Correlation Between Waters and FTAI Aviation
Can any of the company-specific risk be diversified away by investing in both Waters and FTAI Aviation at the same time? Although using a correlation coefficient on its own may not help to predict future stock returns, this module helps to understand the diversifiable risk of combining Waters and FTAI Aviation into the same portfolio, which is an essential part of the fundamental portfolio management process.
By analyzing existing cross correlation between Waters and FTAI Aviation Ltd, you can compare the effects of market volatilities on Waters and FTAI Aviation and check how they will diversify away market risk if combined in the same portfolio for a given time horizon. You can also utilize pair trading strategies of matching a long position in Waters with a short position of FTAI Aviation. Check out your portfolio center. Please also check ongoing floating volatility patterns of Waters and FTAI Aviation.

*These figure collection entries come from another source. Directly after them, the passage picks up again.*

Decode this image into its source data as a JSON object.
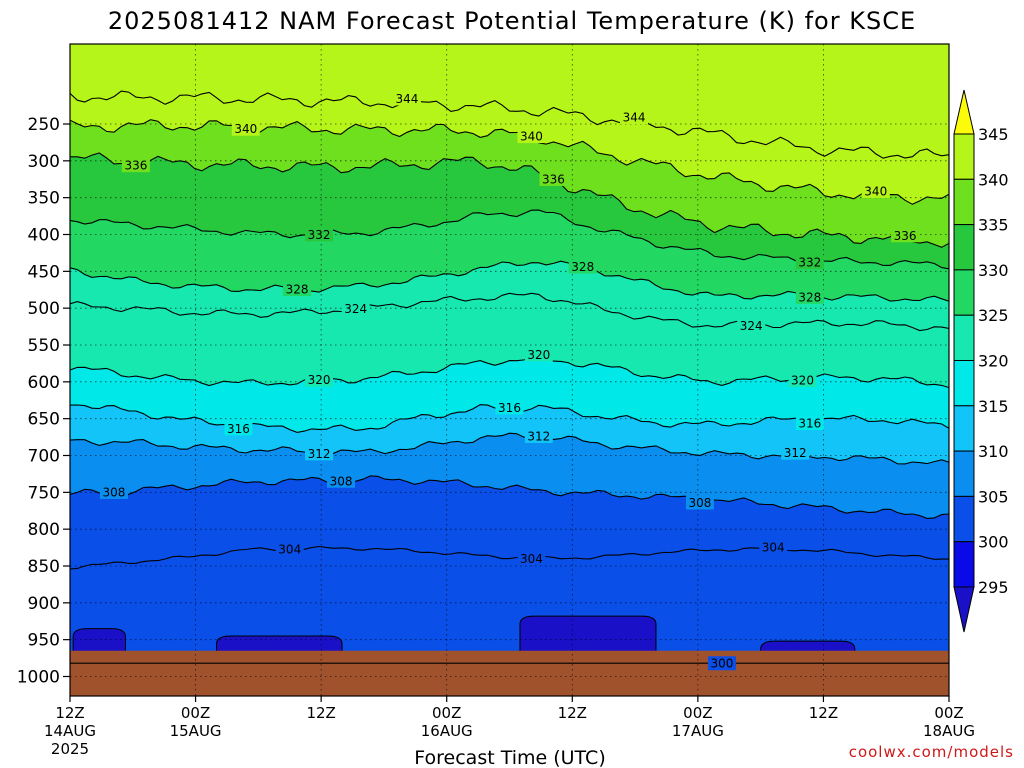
{
  "chart_data": {
    "type": "contour",
    "title": "2025081412 NAM Forecast Potential Temperature (K) for KSCE",
    "xlabel": "Forecast Time (UTC)",
    "ylabel": "",
    "x_ticks": [
      {
        "hour": 0,
        "line1": "12Z",
        "line2": "14AUG",
        "line3": "2025"
      },
      {
        "hour": 12,
        "line1": "00Z",
        "line2": "15AUG",
        "line3": ""
      },
      {
        "hour": 24,
        "line1": "12Z",
        "line2": "",
        "line3": ""
      },
      {
        "hour": 36,
        "line1": "00Z",
        "line2": "16AUG",
        "line3": ""
      },
      {
        "hour": 48,
        "line1": "12Z",
        "line2": "",
        "line3": ""
      },
      {
        "hour": 60,
        "line1": "00Z",
        "line2": "17AUG",
        "line3": ""
      },
      {
        "hour": 72,
        "line1": "12Z",
        "line2": "",
        "line3": ""
      },
      {
        "hour": 84,
        "line1": "00Z",
        "line2": "18AUG",
        "line3": ""
      }
    ],
    "x_range_hours": [
      0,
      84
    ],
    "y_axis": "pressure (hPa), decreasing upward",
    "y_ticks": [
      250,
      300,
      350,
      400,
      450,
      500,
      550,
      600,
      650,
      700,
      750,
      800,
      850,
      900,
      950,
      1000
    ],
    "ylim": [
      1015,
      200
    ],
    "grid": "dotted",
    "fill_levels": [
      295,
      300,
      305,
      310,
      315,
      320,
      325,
      330,
      335,
      340,
      345
    ],
    "fill_colors": [
      "#1a10c8",
      "#0a0ae8",
      "#0a4fe8",
      "#0a8ef0",
      "#12c4f8",
      "#00e8e8",
      "#16e8b0",
      "#22d862",
      "#28c83e",
      "#6fe01e",
      "#b6f51a",
      "#fbfb0a"
    ],
    "colorbar": {
      "ticks": [
        345,
        340,
        335,
        330,
        325,
        320,
        315,
        310,
        305,
        300,
        295
      ]
    },
    "contour_interval": 4,
    "series": [
      {
        "theta": 300,
        "values": [
          982,
          982,
          982,
          982,
          982,
          982,
          982,
          982,
          982,
          982,
          982,
          982,
          982,
          982,
          982,
          982
        ]
      },
      {
        "theta": 304,
        "values": [
          852,
          845,
          838,
          828,
          826,
          826,
          830,
          836,
          840,
          838,
          832,
          828,
          826,
          830,
          836,
          840
        ]
      },
      {
        "theta": 308,
        "values": [
          752,
          748,
          742,
          736,
          734,
          732,
          734,
          740,
          748,
          752,
          756,
          760,
          766,
          772,
          778,
          782
        ]
      },
      {
        "theta": 312,
        "values": [
          680,
          682,
          688,
          692,
          694,
          696,
          688,
          676,
          672,
          684,
          692,
          698,
          700,
          702,
          706,
          712
        ]
      },
      {
        "theta": 316,
        "values": [
          628,
          640,
          652,
          660,
          664,
          664,
          648,
          636,
          634,
          646,
          656,
          658,
          652,
          650,
          652,
          660
        ]
      },
      {
        "theta": 320,
        "values": [
          580,
          590,
          598,
          602,
          600,
          596,
          586,
          574,
          568,
          578,
          592,
          600,
          596,
          594,
          596,
          604
        ]
      },
      {
        "theta": 324,
        "values": [
          496,
          500,
          506,
          508,
          506,
          500,
          492,
          486,
          482,
          500,
          516,
          524,
          522,
          520,
          522,
          528
        ]
      },
      {
        "theta": 328,
        "values": [
          448,
          462,
          470,
          474,
          474,
          470,
          460,
          446,
          436,
          448,
          470,
          484,
          482,
          484,
          486,
          490
        ]
      },
      {
        "theta": 332,
        "values": [
          380,
          386,
          392,
          398,
          400,
          398,
          388,
          374,
          368,
          392,
          412,
          428,
          432,
          436,
          438,
          442
        ]
      },
      {
        "theta": 336,
        "values": [
          296,
          300,
          304,
          306,
          308,
          308,
          304,
          300,
          318,
          348,
          372,
          388,
          396,
          402,
          406,
          410
        ]
      },
      {
        "theta": 340,
        "values": [
          254,
          252,
          252,
          254,
          256,
          258,
          258,
          260,
          268,
          288,
          306,
          322,
          334,
          344,
          348,
          352
        ]
      },
      {
        "theta": 344,
        "values": [
          212,
          214,
          214,
          216,
          218,
          220,
          222,
          226,
          232,
          242,
          252,
          264,
          276,
          286,
          290,
          294
        ]
      }
    ],
    "series_x_hours": [
      0,
      5.6,
      11.2,
      16.8,
      22.4,
      28,
      33.6,
      39.2,
      44.8,
      50.4,
      56,
      61.6,
      67.2,
      72.8,
      78.4,
      84
    ],
    "contour_labels": [
      {
        "text": "344",
        "theta": 344,
        "hour": 32
      },
      {
        "text": "344",
        "theta": 344,
        "hour": 54
      },
      {
        "text": "340",
        "theta": 340,
        "hour": 17
      },
      {
        "text": "340",
        "theta": 340,
        "hour": 44
      },
      {
        "text": "340",
        "theta": 340,
        "hour": 77
      },
      {
        "text": "336",
        "theta": 336,
        "hour": 6
      },
      {
        "text": "336",
        "theta": 336,
        "hour": 46
      },
      {
        "text": "336",
        "theta": 336,
        "hour": 80
      },
      {
        "text": "332",
        "theta": 332,
        "hour": 24
      },
      {
        "text": "332",
        "theta": 332,
        "hour": 71
      },
      {
        "text": "328",
        "theta": 328,
        "hour": 22
      },
      {
        "text": "328",
        "theta": 328,
        "hour": 49
      },
      {
        "text": "328",
        "theta": 328,
        "hour": 71
      },
      {
        "text": "324",
        "theta": 324,
        "hour": 27
      },
      {
        "text": "324",
        "theta": 324,
        "hour": 65
      },
      {
        "text": "320",
        "theta": 320,
        "hour": 24
      },
      {
        "text": "320",
        "theta": 320,
        "hour": 45
      },
      {
        "text": "320",
        "theta": 320,
        "hour": 70
      },
      {
        "text": "316",
        "theta": 316,
        "hour": 16
      },
      {
        "text": "316",
        "theta": 316,
        "hour": 42
      },
      {
        "text": "316",
        "theta": 316,
        "hour": 71
      },
      {
        "text": "312",
        "theta": 312,
        "hour": 24
      },
      {
        "text": "312",
        "theta": 312,
        "hour": 45
      },
      {
        "text": "312",
        "theta": 312,
        "hour": 69
      },
      {
        "text": "308",
        "theta": 308,
        "hour": 4
      },
      {
        "text": "308",
        "theta": 308,
        "hour": 26
      },
      {
        "text": "308",
        "theta": 308,
        "hour": 60
      },
      {
        "text": "304",
        "theta": 304,
        "hour": 21
      },
      {
        "text": "304",
        "theta": 304,
        "hour": 44
      },
      {
        "text": "304",
        "theta": 304,
        "hour": 67
      },
      {
        "text": "300",
        "theta": 300,
        "hour": 62
      }
    ],
    "cold_pockets": [
      {
        "hour_start": 0.3,
        "hour_end": 5.3,
        "top_hpa": 935
      },
      {
        "hour_start": 14,
        "hour_end": 26,
        "top_hpa": 945
      },
      {
        "hour_start": 43,
        "hour_end": 56,
        "top_hpa": 918
      },
      {
        "hour_start": 66,
        "hour_end": 75,
        "top_hpa": 952
      }
    ],
    "ground": {
      "top_hpa": 965,
      "color": "#a0522d"
    }
  },
  "credit": "coolwx.com/models"
}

Diversification Opportunities for Waters and FTAI Aviation
0.55 | Correlation Coefficient |
Very weak diversification
The 3 months correlation between Waters and FTAI is 0.55. Overlapping area represents the amount of risk that can be diversified away by holding Waters and FTAI Aviation Ltd in the same portfolio, assuming nothing else is changed. The correlation between historical prices or returns on FTAI Aviation and Waters is a relative statistical measure of the degree to which these equity instruments tend to move together. The correlation coefficient measures the extent to which returns on Waters are associated (or correlated) with FTAI Aviation. Values of the correlation coefficient range from -1 to +1, where. The correlation of zero (0) is possible when the price movement of FTAI Aviation has no effect on the direction of Waters i.e., Waters and FTAI Aviation go up and down completely randomly.

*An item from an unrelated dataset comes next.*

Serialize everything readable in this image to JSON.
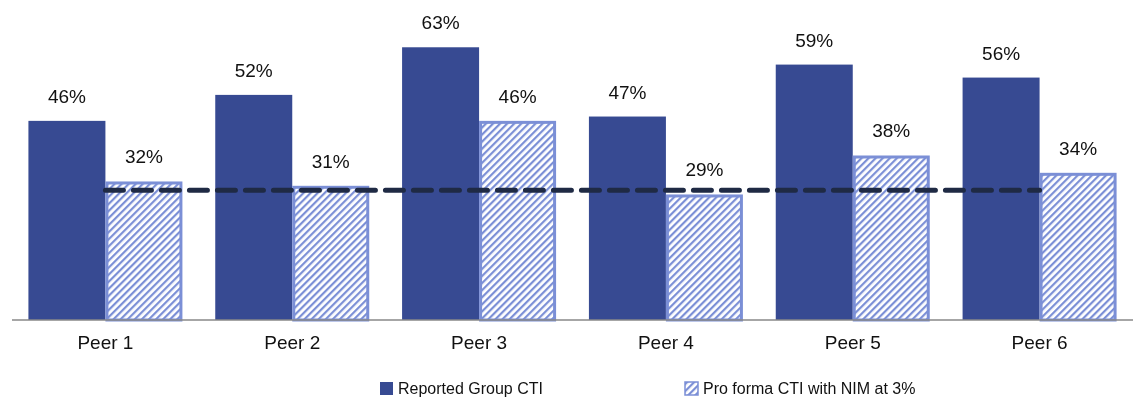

Pair Corralation between Waters and FTAI Aviation
Considering the 90-day investment horizon Waters is expected to generate 16.8 times less return on investment than FTAI Aviation. In addition to that, Waters is 1.86 times more volatile than FTAI Aviation Ltd. It trades about 0.01 of its total potential returns per unit of risk. FTAI Aviation Ltd is currently generating about 0.24 per unit of volatility. If you would invest 2,619 in FTAI Aviation Ltd on September 4, 2024 and sell it today you would earn a total of 141.00 from holding FTAI Aviation Ltd or generate 5.38% return on investment over 90 days.

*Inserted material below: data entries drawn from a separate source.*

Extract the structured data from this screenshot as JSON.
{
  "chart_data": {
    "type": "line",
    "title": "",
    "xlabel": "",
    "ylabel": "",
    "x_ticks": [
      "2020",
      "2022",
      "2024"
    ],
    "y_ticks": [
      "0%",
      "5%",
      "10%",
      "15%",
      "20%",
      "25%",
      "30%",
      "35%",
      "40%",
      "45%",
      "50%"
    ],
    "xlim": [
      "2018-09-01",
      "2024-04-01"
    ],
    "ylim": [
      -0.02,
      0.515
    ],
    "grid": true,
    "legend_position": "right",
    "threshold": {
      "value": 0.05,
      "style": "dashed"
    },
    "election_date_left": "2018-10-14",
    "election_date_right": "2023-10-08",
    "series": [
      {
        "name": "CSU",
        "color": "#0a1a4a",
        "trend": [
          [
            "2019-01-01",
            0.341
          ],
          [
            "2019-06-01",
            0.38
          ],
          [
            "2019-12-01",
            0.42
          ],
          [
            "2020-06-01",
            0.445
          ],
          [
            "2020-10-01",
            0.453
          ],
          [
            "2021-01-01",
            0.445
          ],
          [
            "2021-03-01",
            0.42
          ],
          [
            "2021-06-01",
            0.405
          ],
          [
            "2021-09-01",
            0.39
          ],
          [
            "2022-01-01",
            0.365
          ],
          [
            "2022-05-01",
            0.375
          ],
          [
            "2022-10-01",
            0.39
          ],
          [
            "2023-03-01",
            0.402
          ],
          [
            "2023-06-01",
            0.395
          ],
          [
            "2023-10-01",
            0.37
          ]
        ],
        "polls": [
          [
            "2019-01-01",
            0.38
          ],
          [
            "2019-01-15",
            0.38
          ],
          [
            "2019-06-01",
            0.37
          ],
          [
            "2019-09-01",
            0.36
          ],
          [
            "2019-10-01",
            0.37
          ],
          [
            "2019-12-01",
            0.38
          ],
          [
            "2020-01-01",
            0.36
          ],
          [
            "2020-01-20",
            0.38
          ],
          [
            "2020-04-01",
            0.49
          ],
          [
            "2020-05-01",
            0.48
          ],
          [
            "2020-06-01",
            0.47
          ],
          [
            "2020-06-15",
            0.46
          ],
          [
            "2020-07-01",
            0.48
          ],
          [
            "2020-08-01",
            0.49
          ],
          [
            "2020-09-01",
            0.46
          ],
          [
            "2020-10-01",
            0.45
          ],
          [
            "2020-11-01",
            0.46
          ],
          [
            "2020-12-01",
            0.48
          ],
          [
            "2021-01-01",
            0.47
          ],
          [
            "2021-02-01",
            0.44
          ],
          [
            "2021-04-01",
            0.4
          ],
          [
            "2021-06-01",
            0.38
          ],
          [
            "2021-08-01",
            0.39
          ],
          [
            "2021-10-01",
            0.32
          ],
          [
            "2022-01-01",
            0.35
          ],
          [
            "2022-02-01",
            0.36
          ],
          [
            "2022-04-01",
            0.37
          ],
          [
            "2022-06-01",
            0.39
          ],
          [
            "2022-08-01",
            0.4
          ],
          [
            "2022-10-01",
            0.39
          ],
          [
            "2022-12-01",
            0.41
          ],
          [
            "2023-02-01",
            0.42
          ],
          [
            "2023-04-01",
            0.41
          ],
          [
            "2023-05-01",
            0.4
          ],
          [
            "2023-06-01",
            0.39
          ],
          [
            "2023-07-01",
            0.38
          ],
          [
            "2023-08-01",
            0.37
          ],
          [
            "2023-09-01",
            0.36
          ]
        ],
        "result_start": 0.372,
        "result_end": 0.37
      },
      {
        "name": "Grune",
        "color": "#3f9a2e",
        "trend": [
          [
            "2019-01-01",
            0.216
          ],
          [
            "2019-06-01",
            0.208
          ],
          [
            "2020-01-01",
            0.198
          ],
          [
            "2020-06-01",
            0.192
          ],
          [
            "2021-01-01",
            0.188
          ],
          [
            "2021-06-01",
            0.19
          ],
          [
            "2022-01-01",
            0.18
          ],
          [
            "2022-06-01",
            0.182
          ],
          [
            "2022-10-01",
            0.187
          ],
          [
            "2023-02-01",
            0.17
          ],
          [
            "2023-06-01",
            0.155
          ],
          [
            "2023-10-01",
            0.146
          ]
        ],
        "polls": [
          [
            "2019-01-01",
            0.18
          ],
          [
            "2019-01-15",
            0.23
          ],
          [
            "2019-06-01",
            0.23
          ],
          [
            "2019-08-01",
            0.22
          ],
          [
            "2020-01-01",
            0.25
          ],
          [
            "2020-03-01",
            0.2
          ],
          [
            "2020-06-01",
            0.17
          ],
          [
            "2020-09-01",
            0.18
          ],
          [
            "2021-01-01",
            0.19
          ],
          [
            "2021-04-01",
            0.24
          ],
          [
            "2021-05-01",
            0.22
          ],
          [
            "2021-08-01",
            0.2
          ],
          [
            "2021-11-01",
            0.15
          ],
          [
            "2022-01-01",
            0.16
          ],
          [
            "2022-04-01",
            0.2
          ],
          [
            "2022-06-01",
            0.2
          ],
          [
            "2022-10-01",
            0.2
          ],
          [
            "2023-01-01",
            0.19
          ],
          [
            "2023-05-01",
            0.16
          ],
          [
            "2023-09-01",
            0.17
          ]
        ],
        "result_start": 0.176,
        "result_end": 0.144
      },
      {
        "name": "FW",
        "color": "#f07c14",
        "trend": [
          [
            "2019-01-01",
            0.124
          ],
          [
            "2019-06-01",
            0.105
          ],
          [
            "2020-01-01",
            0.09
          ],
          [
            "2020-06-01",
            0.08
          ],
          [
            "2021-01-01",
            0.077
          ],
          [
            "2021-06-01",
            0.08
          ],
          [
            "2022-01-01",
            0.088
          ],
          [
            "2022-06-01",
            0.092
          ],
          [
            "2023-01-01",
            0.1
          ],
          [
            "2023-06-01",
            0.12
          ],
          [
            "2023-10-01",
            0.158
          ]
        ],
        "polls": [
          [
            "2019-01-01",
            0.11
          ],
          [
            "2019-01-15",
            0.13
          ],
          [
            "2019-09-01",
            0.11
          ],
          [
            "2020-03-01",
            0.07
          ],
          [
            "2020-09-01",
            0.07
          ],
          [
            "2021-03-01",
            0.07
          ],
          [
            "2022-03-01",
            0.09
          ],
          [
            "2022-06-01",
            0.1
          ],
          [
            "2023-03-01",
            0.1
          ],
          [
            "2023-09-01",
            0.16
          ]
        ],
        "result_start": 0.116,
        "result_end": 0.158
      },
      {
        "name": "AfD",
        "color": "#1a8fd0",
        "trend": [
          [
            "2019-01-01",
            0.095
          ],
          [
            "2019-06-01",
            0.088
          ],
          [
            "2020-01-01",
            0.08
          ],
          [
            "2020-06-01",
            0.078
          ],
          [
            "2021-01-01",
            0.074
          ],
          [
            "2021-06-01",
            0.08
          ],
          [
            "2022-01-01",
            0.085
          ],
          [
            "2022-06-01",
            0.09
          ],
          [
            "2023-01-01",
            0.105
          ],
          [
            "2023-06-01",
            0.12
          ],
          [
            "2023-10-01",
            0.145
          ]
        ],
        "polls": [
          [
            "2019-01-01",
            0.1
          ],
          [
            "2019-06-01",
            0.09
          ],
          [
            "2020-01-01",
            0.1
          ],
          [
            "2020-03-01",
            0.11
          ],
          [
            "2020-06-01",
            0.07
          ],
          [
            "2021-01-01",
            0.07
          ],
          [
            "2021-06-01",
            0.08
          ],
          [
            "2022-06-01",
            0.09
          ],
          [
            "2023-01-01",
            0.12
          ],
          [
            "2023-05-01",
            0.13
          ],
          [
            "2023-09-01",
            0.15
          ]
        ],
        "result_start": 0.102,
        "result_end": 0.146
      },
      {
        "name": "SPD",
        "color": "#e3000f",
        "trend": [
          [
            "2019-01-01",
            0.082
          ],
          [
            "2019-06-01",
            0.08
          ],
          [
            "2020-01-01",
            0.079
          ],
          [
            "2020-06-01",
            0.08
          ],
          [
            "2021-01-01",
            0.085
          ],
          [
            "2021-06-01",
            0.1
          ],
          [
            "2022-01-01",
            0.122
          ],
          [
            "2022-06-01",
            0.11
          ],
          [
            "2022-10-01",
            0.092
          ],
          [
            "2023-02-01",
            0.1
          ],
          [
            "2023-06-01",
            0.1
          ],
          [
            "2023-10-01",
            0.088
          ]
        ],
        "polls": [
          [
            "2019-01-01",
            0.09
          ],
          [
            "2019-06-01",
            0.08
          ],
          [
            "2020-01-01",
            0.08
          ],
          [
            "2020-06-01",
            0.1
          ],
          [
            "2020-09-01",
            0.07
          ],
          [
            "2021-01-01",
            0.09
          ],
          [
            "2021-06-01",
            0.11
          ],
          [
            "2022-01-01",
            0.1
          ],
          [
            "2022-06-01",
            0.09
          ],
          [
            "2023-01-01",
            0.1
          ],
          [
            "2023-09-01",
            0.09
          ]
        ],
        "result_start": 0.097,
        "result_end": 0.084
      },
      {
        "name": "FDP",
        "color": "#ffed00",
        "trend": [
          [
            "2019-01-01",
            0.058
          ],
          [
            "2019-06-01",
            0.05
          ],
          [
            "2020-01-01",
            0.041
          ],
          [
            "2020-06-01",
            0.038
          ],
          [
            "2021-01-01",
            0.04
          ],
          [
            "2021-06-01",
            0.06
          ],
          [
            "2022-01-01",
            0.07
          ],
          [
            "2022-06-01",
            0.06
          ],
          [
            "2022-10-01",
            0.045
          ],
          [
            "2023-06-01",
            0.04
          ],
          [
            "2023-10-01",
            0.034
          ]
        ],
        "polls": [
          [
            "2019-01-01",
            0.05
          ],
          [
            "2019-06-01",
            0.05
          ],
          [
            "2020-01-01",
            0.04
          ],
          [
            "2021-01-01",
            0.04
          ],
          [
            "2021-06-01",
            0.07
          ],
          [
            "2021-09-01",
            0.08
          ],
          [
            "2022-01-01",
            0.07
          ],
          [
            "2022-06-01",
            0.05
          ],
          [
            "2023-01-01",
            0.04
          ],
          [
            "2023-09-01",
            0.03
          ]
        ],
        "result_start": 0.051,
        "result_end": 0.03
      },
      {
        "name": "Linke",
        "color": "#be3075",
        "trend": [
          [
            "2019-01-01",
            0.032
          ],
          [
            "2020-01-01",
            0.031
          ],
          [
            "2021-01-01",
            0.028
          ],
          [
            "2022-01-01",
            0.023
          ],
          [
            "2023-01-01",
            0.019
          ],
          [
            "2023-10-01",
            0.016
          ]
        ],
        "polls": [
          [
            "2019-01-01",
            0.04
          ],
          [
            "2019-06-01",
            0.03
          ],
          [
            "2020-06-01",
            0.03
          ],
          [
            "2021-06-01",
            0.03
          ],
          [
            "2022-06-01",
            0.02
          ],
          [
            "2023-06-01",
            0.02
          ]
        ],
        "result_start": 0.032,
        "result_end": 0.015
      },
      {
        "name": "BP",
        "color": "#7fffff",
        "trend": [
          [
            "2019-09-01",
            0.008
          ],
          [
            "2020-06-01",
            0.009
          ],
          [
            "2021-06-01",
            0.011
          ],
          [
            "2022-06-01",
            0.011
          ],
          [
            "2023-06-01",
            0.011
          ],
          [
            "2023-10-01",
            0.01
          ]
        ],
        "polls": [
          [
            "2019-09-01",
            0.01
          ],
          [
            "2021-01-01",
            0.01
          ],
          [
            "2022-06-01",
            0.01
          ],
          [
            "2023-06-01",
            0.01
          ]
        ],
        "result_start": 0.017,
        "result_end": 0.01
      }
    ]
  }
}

Time Period | 3 Months [change] |
Direction | Moves Together |
Strength | Weak |
Accuracy | 100.0% |
Values | Daily Returns |
Waters vs. FTAI Aviation Ltd
Performance |
Timeline |
Waters |
FTAI Aviation |
Waters and FTAI Aviation Volatility Contrast
Predicted Return Density |
Returns |
Pair Trading with Waters and FTAI Aviation
The main advantage of trading using opposite Waters and FTAI Aviation positions is that it hedges away some unsystematic risk. Because of two separate transactions, even if Waters position performs unexpectedly, FTAI Aviation can make up some of the losses. Pair trading also minimizes risk from directional movements in the market. For example, if an entire industry or sector drops because of unexpected headlines, the short position in FTAI Aviation will offset losses from the drop in FTAI Aviation's long position.Waters vs. IDEXX Laboratories | Waters vs. IQVIA Holdings | Waters vs. Charles River Laboratories | Waters vs. Revvity |
FTAI Aviation vs. GE Vernova LLC | FTAI Aviation vs. Playtika Holding Corp | FTAI Aviation vs. Kenon Holdings | FTAI Aviation vs. Kinetik Holdings |
Check out your portfolio center.Note that this page's information should be used as a complementary analysis to find the right mix of equity instruments to add to your existing portfolios or create a brand new portfolio. You can also try the Balance Of Power module to check stock momentum by analyzing Balance Of Power indicator and other technical ratios.